Ne pouvait être remueuse qui voulait, car les bambins « remués » appartenaient à de grandes et nobles familles, le plus souvent princes et princesses. Ainsi, dans une lettre de 1688, Madame de sévigné évoque-t-elle l’arrivée du Prince de Galles et de la Reine d’Angleterre, cette dernière suivie de « sa nourrice » et « d’une remueuse uniquement ». La tâche de la remueuse était en vérité précise : elle nettoyait l’enfant, changeait ses langes et le berçait.

Cette répartition des tâches, réservée aux grandes familles, n’enlevait rien au rôle traditionnel de la nourrice, une autre fonction primordiale. Cette dernière donne avant tout à téter aux bébés, qu’ils soient royaux ou d’origine bourgeoise. La nourrice est elle-aussi d’ailleurs choisie selon des critères bien précis que les ouvrages lexicographiques n’ont pas omis de signaler. Et par exemple Furetière, en 1690, énumère-t-il sans hésiter les qualités physiques de la nourrice idéale : « Une nourrice pour être bonne doit être saine et d’un bon tempérament, avoir bonne couleur. […] Elle ne doit être ni grosse ni maigre. » Ces caractéristiques étant réunies, il ne lui reste plus qu’à être « gaye, gaillarde, éveillée, jolie, sobre, chaste, douce et sans aucune passion ». Maintes qualités qui feraient davantage penser à une épouse bientôt mère, qu’à celui d’une nourrice. Au demeurant Furetière, à la suite de ce portrait idéal, ne peut s’empêcher d’ajouter que, néanmoins, « la plus excellente de toutes les nourrices, c’est la mère ».

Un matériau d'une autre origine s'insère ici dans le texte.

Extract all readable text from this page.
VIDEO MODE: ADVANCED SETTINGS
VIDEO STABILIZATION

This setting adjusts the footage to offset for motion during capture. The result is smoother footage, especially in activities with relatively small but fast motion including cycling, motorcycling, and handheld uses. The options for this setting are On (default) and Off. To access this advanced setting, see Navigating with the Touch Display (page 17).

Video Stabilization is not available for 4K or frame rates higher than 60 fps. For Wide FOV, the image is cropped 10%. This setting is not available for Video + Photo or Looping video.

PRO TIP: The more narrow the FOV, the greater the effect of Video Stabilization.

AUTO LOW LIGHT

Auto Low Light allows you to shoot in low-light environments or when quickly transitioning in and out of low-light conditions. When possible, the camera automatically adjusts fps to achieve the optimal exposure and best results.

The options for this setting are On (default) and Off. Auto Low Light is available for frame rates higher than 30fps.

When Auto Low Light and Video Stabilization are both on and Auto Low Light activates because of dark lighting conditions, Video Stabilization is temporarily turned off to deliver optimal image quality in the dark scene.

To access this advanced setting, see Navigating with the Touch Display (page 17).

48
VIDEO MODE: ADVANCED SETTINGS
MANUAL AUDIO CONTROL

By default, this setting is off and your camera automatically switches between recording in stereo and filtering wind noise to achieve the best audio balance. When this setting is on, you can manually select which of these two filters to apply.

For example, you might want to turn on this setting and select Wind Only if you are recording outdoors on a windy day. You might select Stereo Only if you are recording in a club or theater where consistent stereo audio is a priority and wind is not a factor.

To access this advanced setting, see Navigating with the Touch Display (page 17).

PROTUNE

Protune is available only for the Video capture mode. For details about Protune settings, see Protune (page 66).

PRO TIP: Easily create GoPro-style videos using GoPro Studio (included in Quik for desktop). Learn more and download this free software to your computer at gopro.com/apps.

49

La remueuse a disparu, mais la nourrice, mère de secours essentielle, est fort heureusement restée. Serait-ce la couche en coton qui a éliminé la remueuse ? Au XVIIIe siècle, il n’en était déjà plus question. La répartition des tâches, concept cher au XXe siècle, ne la concerne pas davantage. La remueuse ne fait même plus partie des luxes inutiles.

Il y a biberon et biberon…

« Biberon : Ivrogne, qui boit avec excès. Les Allemands sont de grands biberons. Ce mot est bas et populaire », dit-on au XVIIe siècle. Le biberon du premier âge ne venait qu’en second lieu, il est vrai que les enfants mordaient alors le sein de la nourrice et il n’était point question encore d’une tétine caoutchoutée…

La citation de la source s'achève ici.